In Singapore, giant casino operator Las Vegas Sands Corporation is reportedly hoping to sell off a large stake in its shopping mall inside the Marina Bay Sands development before potentially using the proceeds to invest in future venues in Japan or South Korea.
According to a report from The Straits Times newspaper, the Las Vegas-based giant wants to offload a 49% share in its 800,000 sq ft The Shoppes At Marina Bay Sands for up to $3.5 billion but first needs the approval of the city-state’s government.
“We expect to receive a very significant price for the 49% we are willing to sell,” Sheldon Adelson, Chairman and Chief Executive Officer for Las Vegas Sands Corporation, reportedly told analysts during a conference call on Wednesday. “We are looking at potentially $3 billion to $3.5 billion. We’re in preparation with our bankers to prepare that property to sell. The interest we have is that it is the highest trophy mall there is in the world. We anticipate almost an unprecedented price to sell 49% of it.”
Adelson also reportedly declared that the desired price would make The Shoppes At Marina Bay Sands “the most expensive mall ever sold in the world” although any transaction would not take place until April or May.
Under the terms of its original licensing deal, which began in March of 2007, Las Vegas Sands Corporation was reportedly given a ten-year exclusivity period so that it could begin to recoup the billions of dollars it had spent to construct the Marina Bay Sands. A similar agreement was moreover inked by Genting Singapore for its nearby Resorts World Sentosa integrated casino resort complex and both firms would need official approval before offloading any portion of their Singapore developments once this privileged phase expired.
“There are more noises coming out of [South] Korea now that Japan is legalizing casino gaming,” Adelson reportedly told analysts. “We will want to see what the development opportunities are. We can always get money to develop properties.”
Chew Tiong Heng, Infrastructure Planning And Management Executive Director for the Singapore Tourism Board, told The Straits Times that Las Vegas Sands Corporation, which also operates The Parisian Macao, The Plaza Macao, Sands Macao, The Venetian Macao and Sands Cotai Central in Macau via its Sands China Limited subsidiary, has indicated that it may sell off a portion of Marina Bay Sands but had yet to make a formal request.

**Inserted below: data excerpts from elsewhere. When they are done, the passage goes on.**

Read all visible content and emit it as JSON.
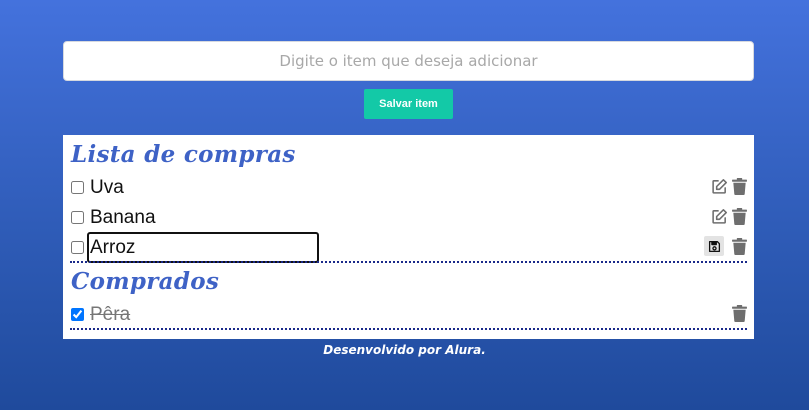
{
  "form": {
    "input_placeholder": "Digite o item que deseja adicionar",
    "input_value": "",
    "save_button_label": "Salvar item"
  },
  "shopping_list": {
    "title": "Lista de compras",
    "items": [
      {
        "label": "Uva",
        "checked": false,
        "editing": false
      },
      {
        "label": "Banana",
        "checked": false,
        "editing": false
      },
      {
        "label": "Arroz",
        "checked": false,
        "editing": true
      }
    ]
  },
  "purchased": {
    "title": "Comprados",
    "items": [
      {
        "label": "Pêra",
        "checked": true
      }
    ]
  },
  "footer": {
    "text": "Desenvolvido por Alura."
  },
  "icons": {
    "edit": "edit-icon",
    "delete": "trash-icon",
    "save": "floppy-disk-icon"
  },
  "colors": {
    "background_top": "#4472dd",
    "background_bottom": "#1f4a9c",
    "save_button": "#13c9a7",
    "section_title": "#3e62c6",
    "icon": "#6e6e6e"
  }
}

“My guess is the government doesn’t want [Las Vegas Sands Corporation] to cut and run or become asset-light and just focus on gambling,” Alan Cheong from global real estate services provider Savills Singapore told The Straits Times. “It wants Las Vegas Sands [Corporation] to still have commitment to its investment in Singapore. On the other hand, Las Vegas Sands [Corporation] may also want to retain majority control because it wants to maintain the mall’s position in the retail market.”
Although more than 60% of Las Vegas Sands Corporation’s current revenues come from Macau, its Marina Bay Sands development is still a prized asset with the development recently posting an 8% increase year-on-year in fourth-quarter net profits to $366 million. This was helped by a 2.8% rise in overall revenues $723 million while gaming turnover swelled by 5.6% to reach $563 million.
In terms of The Shoppes At Marina Bay Sands, turnover for the final three months of 2016 climbed by 4.8% year-on-year to hit $44 million while Cheong additionally told the newspaper that potential buyers could include “sovereign wealth funds or a consortium of large private equity firms” as there is currently “a lack of available good-quality retail mall stock” in Singapore.